In one of his baddie roles as Mamet in Men With Guns, Rennie gives such a mesmerizing performance, it’s as if he’s in a totally different movie. A good movie. It’s not that the movie is terrible, but it’s not breaking any new ground plotwise (two small time losers get caught up in more crime than they can handle). Donal Logue is pretty good in it, but Callum is AMAZING in it. His character is damaged but sweet, and he is the heart of the film, though not the protagonist. You can order a copy online for less than $10, and you really should. He’s brilliant.

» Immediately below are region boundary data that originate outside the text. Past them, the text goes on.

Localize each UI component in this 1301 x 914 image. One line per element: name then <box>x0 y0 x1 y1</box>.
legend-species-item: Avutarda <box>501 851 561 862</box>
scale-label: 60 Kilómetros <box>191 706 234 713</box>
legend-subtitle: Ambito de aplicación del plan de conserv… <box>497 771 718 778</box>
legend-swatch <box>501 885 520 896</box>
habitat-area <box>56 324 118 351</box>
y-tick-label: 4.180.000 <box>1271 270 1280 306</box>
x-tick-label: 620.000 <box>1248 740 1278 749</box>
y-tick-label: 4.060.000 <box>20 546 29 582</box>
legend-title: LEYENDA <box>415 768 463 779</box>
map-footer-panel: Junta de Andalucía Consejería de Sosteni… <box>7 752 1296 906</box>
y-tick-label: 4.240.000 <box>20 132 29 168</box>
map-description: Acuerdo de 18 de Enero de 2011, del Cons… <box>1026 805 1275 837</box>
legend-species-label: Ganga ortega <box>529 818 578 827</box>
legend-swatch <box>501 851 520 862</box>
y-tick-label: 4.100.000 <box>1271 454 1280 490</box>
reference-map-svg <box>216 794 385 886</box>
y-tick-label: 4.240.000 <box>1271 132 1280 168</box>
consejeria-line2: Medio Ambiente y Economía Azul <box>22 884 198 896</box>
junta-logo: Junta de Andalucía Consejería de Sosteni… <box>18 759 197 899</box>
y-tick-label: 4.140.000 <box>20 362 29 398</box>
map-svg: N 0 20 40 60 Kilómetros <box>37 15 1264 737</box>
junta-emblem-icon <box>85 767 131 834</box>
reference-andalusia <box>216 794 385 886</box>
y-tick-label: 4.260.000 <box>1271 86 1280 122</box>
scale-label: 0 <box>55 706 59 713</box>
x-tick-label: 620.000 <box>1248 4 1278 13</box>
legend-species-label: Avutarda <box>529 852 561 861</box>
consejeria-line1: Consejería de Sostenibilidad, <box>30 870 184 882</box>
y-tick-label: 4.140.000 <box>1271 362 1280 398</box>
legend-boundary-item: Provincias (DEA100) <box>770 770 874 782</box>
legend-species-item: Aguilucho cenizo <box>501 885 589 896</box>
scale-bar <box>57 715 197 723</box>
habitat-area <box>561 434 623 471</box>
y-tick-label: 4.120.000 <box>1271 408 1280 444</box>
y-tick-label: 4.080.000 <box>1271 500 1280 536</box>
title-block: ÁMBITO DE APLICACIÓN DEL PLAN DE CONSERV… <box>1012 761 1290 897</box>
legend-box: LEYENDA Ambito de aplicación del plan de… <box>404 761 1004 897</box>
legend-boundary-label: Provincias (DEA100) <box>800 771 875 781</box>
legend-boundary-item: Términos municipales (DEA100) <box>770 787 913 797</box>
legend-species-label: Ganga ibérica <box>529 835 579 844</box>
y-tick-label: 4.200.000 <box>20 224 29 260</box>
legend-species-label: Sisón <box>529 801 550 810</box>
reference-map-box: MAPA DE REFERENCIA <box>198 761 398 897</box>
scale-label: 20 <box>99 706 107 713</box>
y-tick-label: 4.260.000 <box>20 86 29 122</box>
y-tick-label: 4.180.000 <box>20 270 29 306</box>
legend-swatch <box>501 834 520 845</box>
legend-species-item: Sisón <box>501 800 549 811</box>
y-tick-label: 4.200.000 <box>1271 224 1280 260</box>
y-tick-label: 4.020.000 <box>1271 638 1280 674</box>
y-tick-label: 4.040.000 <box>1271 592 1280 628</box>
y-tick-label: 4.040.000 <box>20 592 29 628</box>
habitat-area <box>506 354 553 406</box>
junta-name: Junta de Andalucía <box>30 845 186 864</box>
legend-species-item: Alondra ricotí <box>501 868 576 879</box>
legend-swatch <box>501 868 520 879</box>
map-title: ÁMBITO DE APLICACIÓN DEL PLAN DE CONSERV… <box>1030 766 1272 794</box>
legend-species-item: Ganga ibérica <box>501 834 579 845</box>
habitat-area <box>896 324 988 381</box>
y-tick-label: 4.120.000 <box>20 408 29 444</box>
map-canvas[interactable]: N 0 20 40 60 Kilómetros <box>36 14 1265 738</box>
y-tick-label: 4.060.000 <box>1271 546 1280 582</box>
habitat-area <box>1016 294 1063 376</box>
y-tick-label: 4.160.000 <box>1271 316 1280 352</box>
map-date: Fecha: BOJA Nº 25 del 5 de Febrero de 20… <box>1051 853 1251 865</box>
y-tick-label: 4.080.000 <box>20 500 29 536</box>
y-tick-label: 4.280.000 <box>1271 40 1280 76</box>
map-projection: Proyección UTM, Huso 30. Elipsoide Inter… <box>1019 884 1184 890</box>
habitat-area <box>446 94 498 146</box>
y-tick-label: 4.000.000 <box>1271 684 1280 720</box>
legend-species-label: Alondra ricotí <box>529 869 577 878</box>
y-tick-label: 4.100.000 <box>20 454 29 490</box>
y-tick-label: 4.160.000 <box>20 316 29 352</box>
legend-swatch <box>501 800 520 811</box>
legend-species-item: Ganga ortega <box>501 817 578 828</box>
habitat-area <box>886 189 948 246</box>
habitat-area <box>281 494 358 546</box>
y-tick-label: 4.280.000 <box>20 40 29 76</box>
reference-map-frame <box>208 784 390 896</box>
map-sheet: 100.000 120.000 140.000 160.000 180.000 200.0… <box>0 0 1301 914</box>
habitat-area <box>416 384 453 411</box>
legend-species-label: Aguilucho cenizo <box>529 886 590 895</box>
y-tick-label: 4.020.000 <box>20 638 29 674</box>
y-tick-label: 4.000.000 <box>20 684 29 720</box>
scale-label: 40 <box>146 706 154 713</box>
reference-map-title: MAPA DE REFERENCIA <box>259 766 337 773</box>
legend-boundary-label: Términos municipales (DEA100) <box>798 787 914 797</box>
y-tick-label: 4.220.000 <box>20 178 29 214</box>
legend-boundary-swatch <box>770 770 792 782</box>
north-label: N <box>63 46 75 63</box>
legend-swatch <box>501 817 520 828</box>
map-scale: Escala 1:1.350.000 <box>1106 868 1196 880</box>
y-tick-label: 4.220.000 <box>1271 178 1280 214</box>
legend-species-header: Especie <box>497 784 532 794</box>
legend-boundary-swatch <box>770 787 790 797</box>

When he went to Hollywood, he played a small but important role in Christopher Nolan’s Memento. Hollywood wasn’t really the place for Rennie, though (I believe he’s simply too talented), and he came back to Canada. He made interesting choices, like Flower and Garnet and Falling Angels, both tonally similar movies in which he played a father, though not the best father in the world. The lovely Wilby Wonderful is from this time period as well, and Callum played against type again as a shy, dyslexic painter called Duck.

callum keith rennie bsg
With Starbuck (Katee Sackoff) on Battlestar Galactica, 2003

Then of course, there was the reboot of Battlestar Galactica (do we even have to say “reboot” anymore?). He was slowly burning, creepy wonderful, philosophical Leoben Conoy, one of the original eight humanoid Cylons. I always longed for a Galactica spin-off of Leoben and Starbuck (with whom he was obsessed, helping her discover her destiny) flying through the universe, solving crimes.

Battlestar Galactica wasn’t Rennie’s first series that aired extensively in the US, though. He stepped into the third season of Due South as Detective Stanley Raymond Kowalski, and changed the tone of the show. This was much of the world’s first exposure to Callum, though not mine. I was still bitter over the ending of Northern Exposure.

For every brilliant role that Rennie does, there are some dreadful projects, but he’s been working steadily since 1994 and they can’t all be gems (like season two of AMC’s The Killing). No matter how terrible the project, however, I will wager that Callum Keith Rennie is somehow fantastic in it.